I really love the Message’s translation of Psalm 130:3-4: “If you, God, kept records of wrongdoings, who would stand a chance? As it turns out, forgiveness is your habit, and that’s why you’re worshiped.” Isn’t this a lovely way of putting it? Particularly the last part that states “forgiveness is your habit.” What this psalm is implying is that it is because of God’s mercy and grace poured out on us that we revere him. We can’t help but worship and adore him when we realize that no matter what we do, he will never abandon us or stop offering us his grace.

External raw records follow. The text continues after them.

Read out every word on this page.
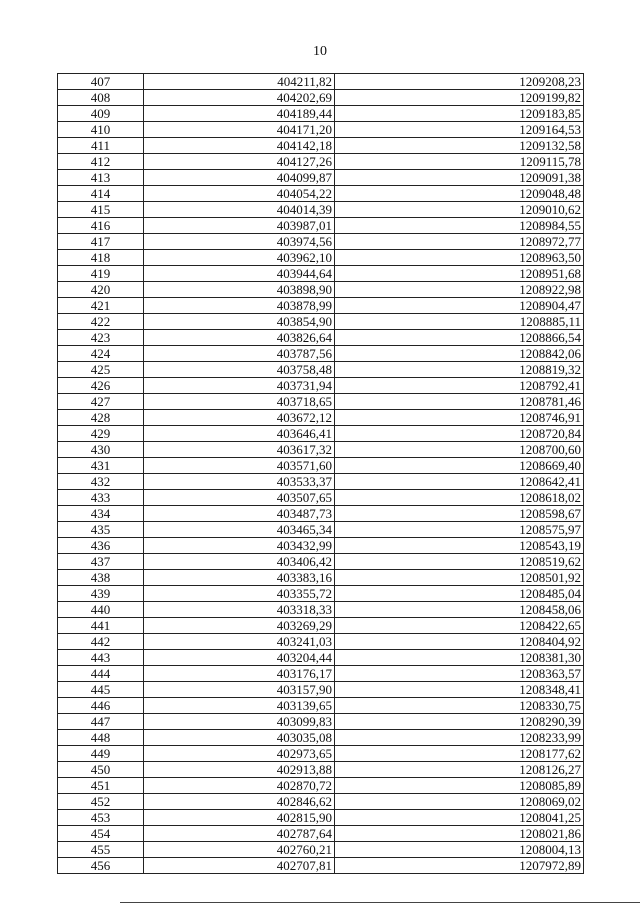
10
407	404211,82	1209208,23
408	404202,69	1209199,82
409	404189,44	1209183,85
410	404171,20	1209164,53
411	404142,18	1209132,58
412	404127,26	1209115,78
413	404099,87	1209091,38
414	404054,22	1209048,48
415	404014,39	1209010,62
416	403987,01	1208984,55
417	403974,56	1208972,77
418	403962,10	1208963,50
419	403944,64	1208951,68
420	403898,90	1208922,98
421	403878,99	1208904,47
422	403854,90	1208885,11
423	403826,64	1208866,54
424	403787,56	1208842,06
425	403758,48	1208819,32
426	403731,94	1208792,41
427	403718,65	1208781,46
428	403672,12	1208746,91
429	403646,41	1208720,84
430	403617,32	1208700,60
431	403571,60	1208669,40
432	403533,37	1208642,41
433	403507,65	1208618,02
434	403487,73	1208598,67
435	403465,34	1208575,97
436	403432,99	1208543,19
437	403406,42	1208519,62
438	403383,16	1208501,92
439	403355,72	1208485,04
440	403318,33	1208458,06
441	403269,29	1208422,65
442	403241,03	1208404,92
443	403204,44	1208381,30
444	403176,17	1208363,57
445	403157,90	1208348,41
446	403139,65	1208330,75
447	403099,83	1208290,39
448	403035,08	1208233,99
449	402973,65	1208177,62
450	402913,88	1208126,27
451	402870,72	1208085,89
452	402846,62	1208069,02
453	402815,90	1208041,25
454	402787,64	1208021,86
455	402760,21	1208004,13
456	402707,81	1207972,89
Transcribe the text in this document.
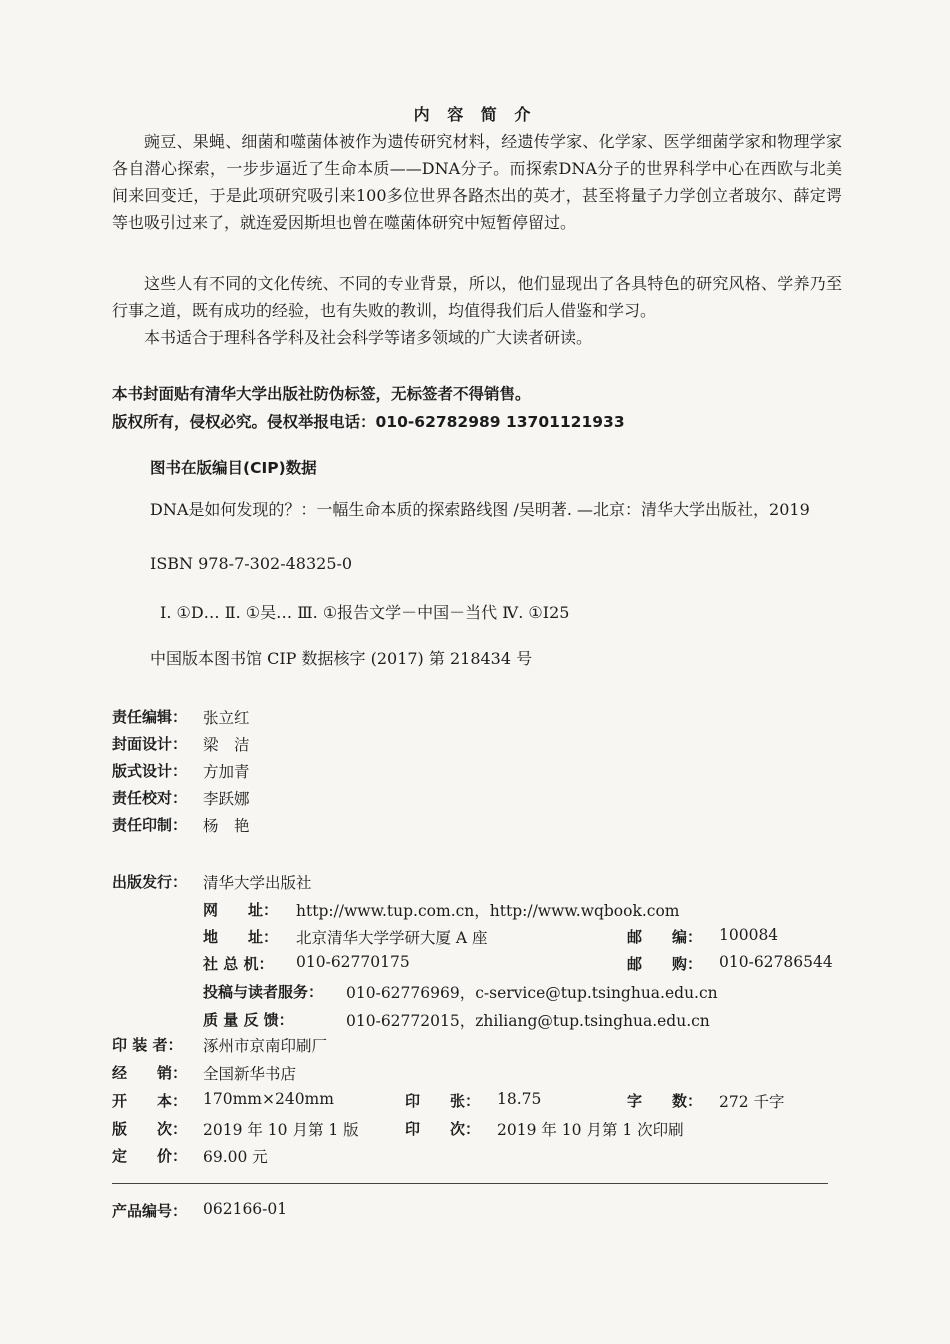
内 容 简 介
豌豆、果蝇、细菌和噬菌体被作为遗传研究材料，经遗传学家、化学家、医学细菌学家和物理学家各自潜心探索，一步步逼近了生命本质——DNA分子。而探索DNA分子的世界科学中心在西欧与北美间来回变迁，于是此项研究吸引来100多位世界各路杰出的英才，甚至将量子力学创立者玻尔、薛定谔等也吸引过来了，就连爱因斯坦也曾在噬菌体研究中短暂停留过。
这些人有不同的文化传统、不同的专业背景，所以，他们显现出了各具特色的研究风格、学养乃至行事之道，既有成功的经验，也有失败的教训，均值得我们后人借鉴和学习。
本书适合于理科各学科及社会科学等诸多领域的广大读者研读。
本书封面贴有清华大学出版社防伪标签，无标签者不得销售。
版权所有，侵权必究。侵权举报电话：010-62782989 13701121933
图书在版编目(CIP)数据
DNA是如何发现的？：一幅生命本质的探索路线图 /吴明著. —北京：清华大学出版社，2019
ISBN 978-7-302-48325-0
Ⅰ. ①D… Ⅱ. ①吴… Ⅲ. ①报告文学－中国－当代 Ⅳ. ①I25
中国版本图书馆 CIP 数据核字 (2017) 第 218434 号
责任编辑： 张立红
封面设计： 梁　洁
版式设计： 方加青
责任校对： 李跃娜
责任印制： 杨　艳
出版发行： 清华大学出版社
网　　址： http://www.tup.com.cn，http://www.wqbook.com
地　　址： 北京清华大学学研大厦 A 座	邮　　编： 100084
社 总 机： 010-62770175	邮　　购： 010-62786544
投稿与读者服务： 010-62776969，c-service@tup.tsinghua.edu.cn
质 量 反 馈：	010-62772015，zhiliang@tup.tsinghua.edu.cn
印 装 者： 涿州市京南印刷厂
经　　销： 全国新华书店
开　　本： 170mm×240mm	印　　张： 18.75	字　　数： 272 千字
版　　次： 2019 年 10 月第 1 版	印　　次： 2019 年 10 月第 1 次印刷
定　　价： 69.00 元
产品编号： 062166-01
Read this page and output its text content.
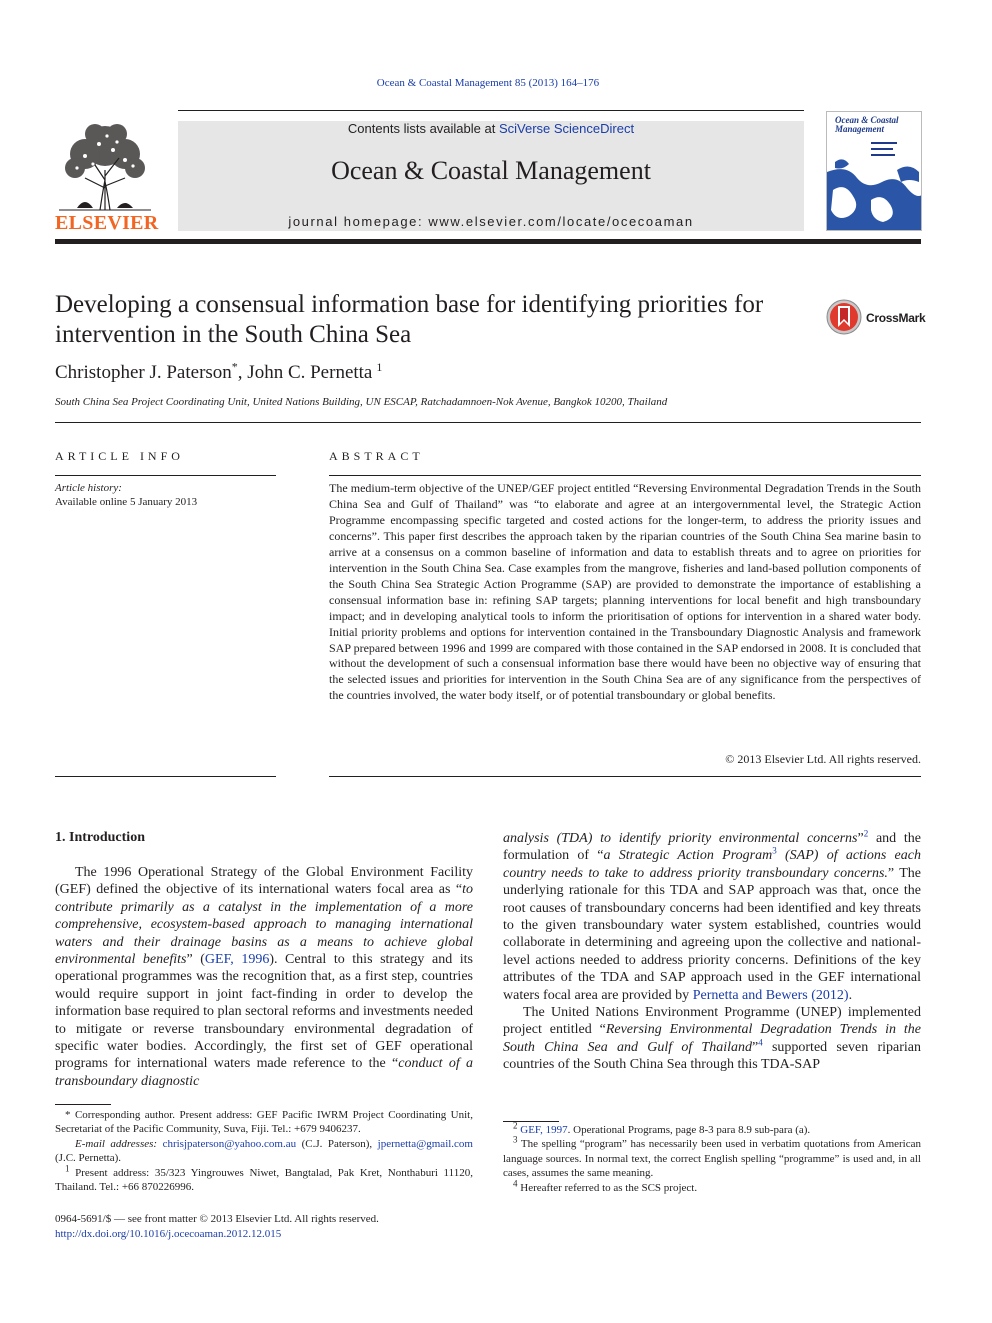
Ocean & Coastal Management 85 (2013) 164–176
ELSEVIER
Contents lists available at SciVerse ScienceDirect
Ocean & Coastal Management
journal homepage: www.elsevier.com/locate/ocecoaman
Ocean & Coastal Management
Developing a consensual information base for identifying priorities for
intervention in the South China Sea
CrossMark
Christopher J. Paterson*, John C. Pernetta $^1$
South China Sea Project Coordinating Unit, United Nations Building, UN ESCAP, Ratchadamnoen-Nok Avenue, Bangkok 10200, Thailand
ARTICLE INFO
Article history:
Available online 5 January 2013
ABSTRACT
The medium-term objective of the UNEP/GEF project entitled “Reversing Environmental Degradation Trends in the South China Sea and Gulf of Thailand” was “to elaborate and agree at an intergovernmental level, the Strategic Action Programme encompassing specific targeted and costed actions for the longer-term, to address the priority issues and concerns”. This paper first describes the approach taken by the riparian countries of the South China Sea marine basin to arrive at a consensus on a common baseline of information and data to establish threats and to agree on priorities for intervention in the South China Sea. Case examples from the mangrove, fisheries and land-based pollution components of the South China Sea Strategic Action Programme (SAP) are provided to demonstrate the importance of establishing a consensual information base in: refining SAP targets; planning interventions for local benefit and high transboundary impact; and in developing analytical tools to inform the prioritisation of options for intervention in a shared water body. Initial priority problems and options for intervention contained in the Transboundary Diagnostic Analysis and framework SAP prepared between 1996 and 1999 are compared with those contained in the SAP endorsed in 2008. It is concluded that without the development of such a consensual information base there would have been no objective way of ensuring that the selected issues and priorities for intervention in the South China Sea are of any significance from the perspectives of the countries involved, the water body itself, or of potential transboundary or global benefits.
© 2013 Elsevier Ltd. All rights reserved.
1. Introduction

The 1996 Operational Strategy of the Global Environment Facility (GEF) defined the objective of its international waters focal area as “to contribute primarily as a catalyst in the implementation of a more comprehensive, ecosystem-based approach to managing international waters and their drainage basins as a means to achieve global environmental benefits” (GEF, 1996). Central to this strategy and its operational programmes was the recognition that, as a first step, countries would require support in joint fact-finding in order to develop the information base required to plan sectoral reforms and investments needed to mitigate or reverse transboundary environmental degradation of specific water bodies. Accordingly, the first set of GEF operational programs for international waters made reference to the “conduct of a transboundary diagnostic

analysis (TDA) to identify priority environmental concerns”$^2$ and the formulation of “a Strategic Action Program$^3$ (SAP) of actions each country needs to take to address priority transboundary concerns.” The underlying rationale for this TDA and SAP approach was that, once the root causes of transboundary concerns had been identified and key threats to the given transboundary water system established, countries would collaborate in determining and agreeing upon the collective and national-level actions needed to address priority concerns. Definitions of the key attributes of the TDA and SAP approach used in the GEF international waters focal area are provided by Pernetta and Bewers (2012).

The United Nations Environment Programme (UNEP) implemented project entitled “Reversing Environmental Degradation Trends in the South China Sea and Gulf of Thailand”$^4$ supported seven riparian countries of the South China Sea through this TDA-SAP

* Corresponding author. Present address: GEF Pacific IWRM Project Coordinating Unit, Secretariat of the Pacific Community, Suva, Fiji. Tel.: +679 9406237.
E-mail addresses: chrisjpaterson@yahoo.com.au (C.J. Paterson), jpernetta@gmail.com (J.C. Pernetta).
$^1$ Present address: 35/323 Yingrouwes Niwet, Bangtalad, Pak Kret, Nonthaburi 11120, Thailand. Tel.: +66 870226996.
$^2$ GEF, 1997. Operational Programs, page 8-3 para 8.9 sub-para (a).
$^3$ The spelling “program” has necessarily been used in verbatim quotations from American language sources. In normal text, the correct English spelling “programme” is used and, in all cases, assumes the same meaning.
$^4$ Hereafter referred to as the SCS project.
0964-5691/$ — see front matter © 2013 Elsevier Ltd. All rights reserved.
http://dx.doi.org/10.1016/j.ocecoaman.2012.12.015
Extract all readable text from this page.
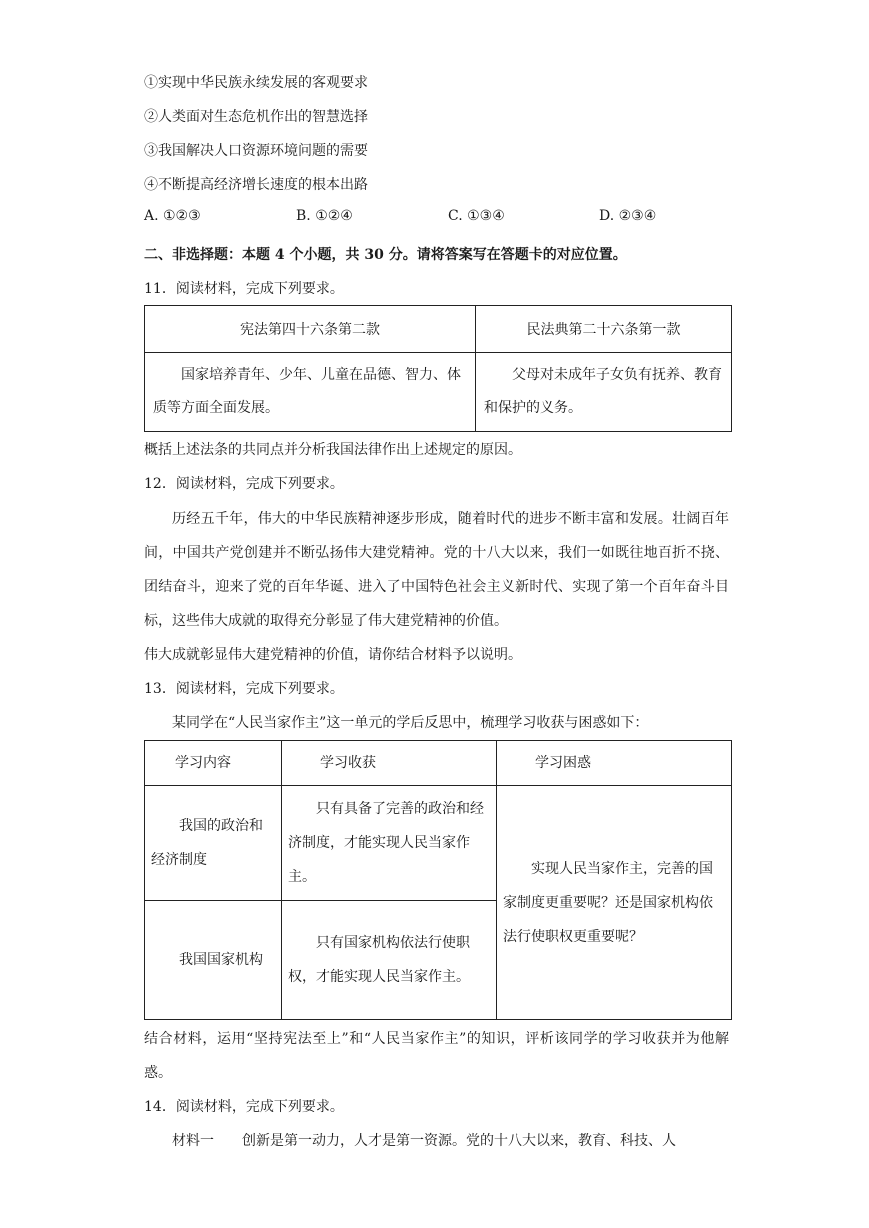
①实现中华民族永续发展的客观要求
②人类面对生态危机作出的智慧选择
③我国解决人口资源环境问题的需要
④不断提高经济增长速度的根本出路
A. ①②③	B. ①②④	C. ①③④	D. ②③④
二、非选择题：本题 4 个小题，共 30 分。请将答案写在答题卡的对应位置。
11．阅读材料，完成下列要求。
宪法第四十六条第二款	民法典第二十六条第一款
国家培养青年、少年、儿童在品德、智力、体质等方面全面发展。	父母对未成年子女负有抚养、教育和保护的义务。
概括上述法条的共同点并分析我国法律作出上述规定的原因。
12．阅读材料，完成下列要求。
历经五千年，伟大的中华民族精神逐步形成，随着时代的进步不断丰富和发展。壮阔百年间，中国共产党创建并不断弘扬伟大建党精神。党的十八大以来，我们一如既往地百折不挠、团结奋斗，迎来了党的百年华诞、进入了中国特色社会主义新时代、实现了第一个百年奋斗目标，这些伟大成就的取得充分彰显了伟大建党精神的价值。
伟大成就彰显伟大建党精神的价值，请你结合材料予以说明。
13．阅读材料，完成下列要求。
某同学在“人民当家作主”这一单元的学后反思中，梳理学习收获与困惑如下：
学习内容	学习收获	学习困惑
我国的政治和经济制度	只有具备了完善的政治和经济制度，才能实现人民当家作主。	实现人民当家作主，完善的国家制度更重要呢？还是国家机构依法行使职权更重要呢？
我国国家机构	只有国家机构依法行使职权，才能实现人民当家作主。	
结合材料，运用“坚持宪法至上”和“人民当家作主”的知识，评析该同学的学习收获并为他解惑。
14．阅读材料，完成下列要求。
材料一　　创新是第一动力，人才是第一资源。党的十八大以来，教育、科技、人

This portion of Psalm 130 reminded me of my favorite book by C.S. Lewis, Till We Have Faces. The novel is a re-telling of the Greek myth of Psyche and Eros, and it follows the life of Orual, sister of the beautiful Psyche. The novel is set up as Orual’s accusation against the gods (who stand-in for God in this text), and all of it is written to expose what Orual believes to be the horrible cruelty and injustice of the gods whom she has always believed were responsible for her suffering.

The story culminates when Orual recounts a vision of the afterlife shortly before her death. In this vision, Orual’s world is utterly shattered. She is horrified to discover that all of the pain and cruelty she ascribed to the gods was actually pain and cruelty brought about by her selfishness and her disordered love for those around her. It is a heart-wrenching moment since from the very beginning of the novel Lewis masterfully causes you to identify with all of the things Orual feels and does, only to discover (with her!) that all of the people she loved most in the world were hurt and destroyed, not by the gods, but by her. By the time she realizes all this, though, it’s too late to go back and change anything. Her life is almost at its end.

At this point, Orual is completely demoralized by her own brokenness. In despair, she says to her old tutor, the Fox (who is with her in her vision of the afterlife):

ORUAL: I cannot hope for mercy.

THE FOX: Infinite hopes–and fears–may both be yours. Be sure that, whatever else you may get, you will not get justice.

ORUAL: Are the gods not just?

THE FOX: Oh, no, child. What would become of us if they were?